Rising stocks and low interest rates have given wealthy Americans a big advantage: cheap loans that they can use to finance their lifestyle while minimizing their tax bills.
Banks say their wealthy clients are borrowing more than ever before, often using loans secured by their portfolios of stocks and bonds. Morgan Stanley wealth management clients have outstanding securities and other non-mortgage loans worth $ 68.1 billion, more than doubled from five years earlier. Bank of America Corp. said it has $ 62.4 billion in securities-based loans, significantly more than its equity-backed credit lines.

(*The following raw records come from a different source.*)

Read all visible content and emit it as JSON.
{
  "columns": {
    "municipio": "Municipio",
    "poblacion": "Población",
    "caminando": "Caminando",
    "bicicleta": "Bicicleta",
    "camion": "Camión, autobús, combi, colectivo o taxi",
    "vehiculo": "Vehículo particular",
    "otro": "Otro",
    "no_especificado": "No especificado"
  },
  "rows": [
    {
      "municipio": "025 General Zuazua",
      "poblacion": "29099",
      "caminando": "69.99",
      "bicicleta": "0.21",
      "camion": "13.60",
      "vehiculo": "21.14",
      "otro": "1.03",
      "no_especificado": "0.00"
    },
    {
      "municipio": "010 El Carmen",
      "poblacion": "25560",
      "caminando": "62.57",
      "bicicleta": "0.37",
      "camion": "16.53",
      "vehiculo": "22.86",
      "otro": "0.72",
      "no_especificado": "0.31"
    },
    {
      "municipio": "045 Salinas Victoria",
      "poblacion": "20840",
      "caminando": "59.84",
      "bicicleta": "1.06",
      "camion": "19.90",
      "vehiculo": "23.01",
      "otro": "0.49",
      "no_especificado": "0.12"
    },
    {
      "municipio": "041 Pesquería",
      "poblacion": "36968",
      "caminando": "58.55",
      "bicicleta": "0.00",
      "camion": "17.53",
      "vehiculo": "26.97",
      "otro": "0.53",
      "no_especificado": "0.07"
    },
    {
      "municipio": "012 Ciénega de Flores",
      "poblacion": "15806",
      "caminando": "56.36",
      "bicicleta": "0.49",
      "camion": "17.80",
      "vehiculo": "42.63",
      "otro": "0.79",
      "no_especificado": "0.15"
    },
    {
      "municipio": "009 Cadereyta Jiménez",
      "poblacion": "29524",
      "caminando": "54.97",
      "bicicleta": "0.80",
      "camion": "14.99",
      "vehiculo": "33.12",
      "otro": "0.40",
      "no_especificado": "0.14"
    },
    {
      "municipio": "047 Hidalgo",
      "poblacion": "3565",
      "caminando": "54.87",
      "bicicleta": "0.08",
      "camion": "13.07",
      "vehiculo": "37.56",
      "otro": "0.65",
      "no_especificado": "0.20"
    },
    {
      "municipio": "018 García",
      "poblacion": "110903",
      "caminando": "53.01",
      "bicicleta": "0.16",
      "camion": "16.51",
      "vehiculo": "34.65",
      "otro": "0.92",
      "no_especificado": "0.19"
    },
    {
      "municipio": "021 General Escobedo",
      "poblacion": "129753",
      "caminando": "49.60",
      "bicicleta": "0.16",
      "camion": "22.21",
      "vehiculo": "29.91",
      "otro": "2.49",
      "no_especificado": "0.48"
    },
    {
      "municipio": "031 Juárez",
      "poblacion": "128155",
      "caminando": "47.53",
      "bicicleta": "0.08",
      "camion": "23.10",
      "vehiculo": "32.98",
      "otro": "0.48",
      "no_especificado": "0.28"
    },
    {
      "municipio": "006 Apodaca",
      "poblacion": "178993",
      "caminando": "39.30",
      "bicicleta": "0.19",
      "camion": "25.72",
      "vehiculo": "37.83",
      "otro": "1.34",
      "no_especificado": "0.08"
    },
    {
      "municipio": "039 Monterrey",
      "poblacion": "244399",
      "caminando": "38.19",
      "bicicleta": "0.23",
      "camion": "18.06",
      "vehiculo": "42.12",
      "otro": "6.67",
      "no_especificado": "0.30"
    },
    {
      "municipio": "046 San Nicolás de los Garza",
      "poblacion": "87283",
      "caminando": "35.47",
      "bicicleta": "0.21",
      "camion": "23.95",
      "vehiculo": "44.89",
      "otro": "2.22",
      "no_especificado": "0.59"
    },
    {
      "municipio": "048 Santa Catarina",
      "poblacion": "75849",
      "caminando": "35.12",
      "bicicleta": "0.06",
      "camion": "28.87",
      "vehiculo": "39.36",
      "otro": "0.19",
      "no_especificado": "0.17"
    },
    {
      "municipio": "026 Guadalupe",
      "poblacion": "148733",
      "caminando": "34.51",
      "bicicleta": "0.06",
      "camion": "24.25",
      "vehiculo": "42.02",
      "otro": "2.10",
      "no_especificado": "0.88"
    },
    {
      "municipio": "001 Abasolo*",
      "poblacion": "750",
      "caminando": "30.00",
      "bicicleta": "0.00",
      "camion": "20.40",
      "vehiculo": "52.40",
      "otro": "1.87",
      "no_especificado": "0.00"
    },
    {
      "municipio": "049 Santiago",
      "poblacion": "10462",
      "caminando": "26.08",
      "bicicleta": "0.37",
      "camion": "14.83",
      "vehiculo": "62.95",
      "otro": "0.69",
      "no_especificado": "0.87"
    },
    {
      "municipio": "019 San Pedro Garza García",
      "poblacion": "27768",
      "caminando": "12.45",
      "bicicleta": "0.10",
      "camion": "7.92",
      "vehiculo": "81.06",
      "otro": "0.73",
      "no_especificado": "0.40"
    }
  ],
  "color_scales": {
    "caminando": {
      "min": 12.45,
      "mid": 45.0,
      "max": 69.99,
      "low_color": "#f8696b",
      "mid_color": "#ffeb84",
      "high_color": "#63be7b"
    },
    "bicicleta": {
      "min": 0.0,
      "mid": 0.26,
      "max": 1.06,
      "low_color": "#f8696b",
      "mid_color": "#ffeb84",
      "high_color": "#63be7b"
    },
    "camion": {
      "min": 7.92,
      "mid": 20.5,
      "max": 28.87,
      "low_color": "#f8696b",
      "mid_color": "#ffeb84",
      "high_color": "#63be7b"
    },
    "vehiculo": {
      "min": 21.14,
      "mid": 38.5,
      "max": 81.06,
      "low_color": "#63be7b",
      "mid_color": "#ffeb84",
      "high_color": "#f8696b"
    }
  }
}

Loans have special advantages besides flexible repayment terms and low interest rates. They allow borrowers who need cash to avoid selling in a hot market. Startup founders can monetize their stakes without losing control of their companies. The super rich often use these loans as part of a buy, borrow, die strategy to avoid capital gains taxes.
It’s just that the rich also borrow against their portfolios. When Tom Anderson started his career at Merrill Lynch & Co. in Cedar Rapids, Iowa, in 2002, many of his fellow consultants had only one or two securities-backed loans. Over the years, he encouraged more clients to borrow and noticed that colleagues were doing the same. Consultants at large firms now usually have dozens of outstanding loans, he said. Merrill Lynch is now part of Bank of America.
“You can buy a boat, you can go to Disney World, you can buy a company,” said Mr Anderson, who is now consulting with banks on managing the risks associated with these loans. “Tax breaks are amazing.”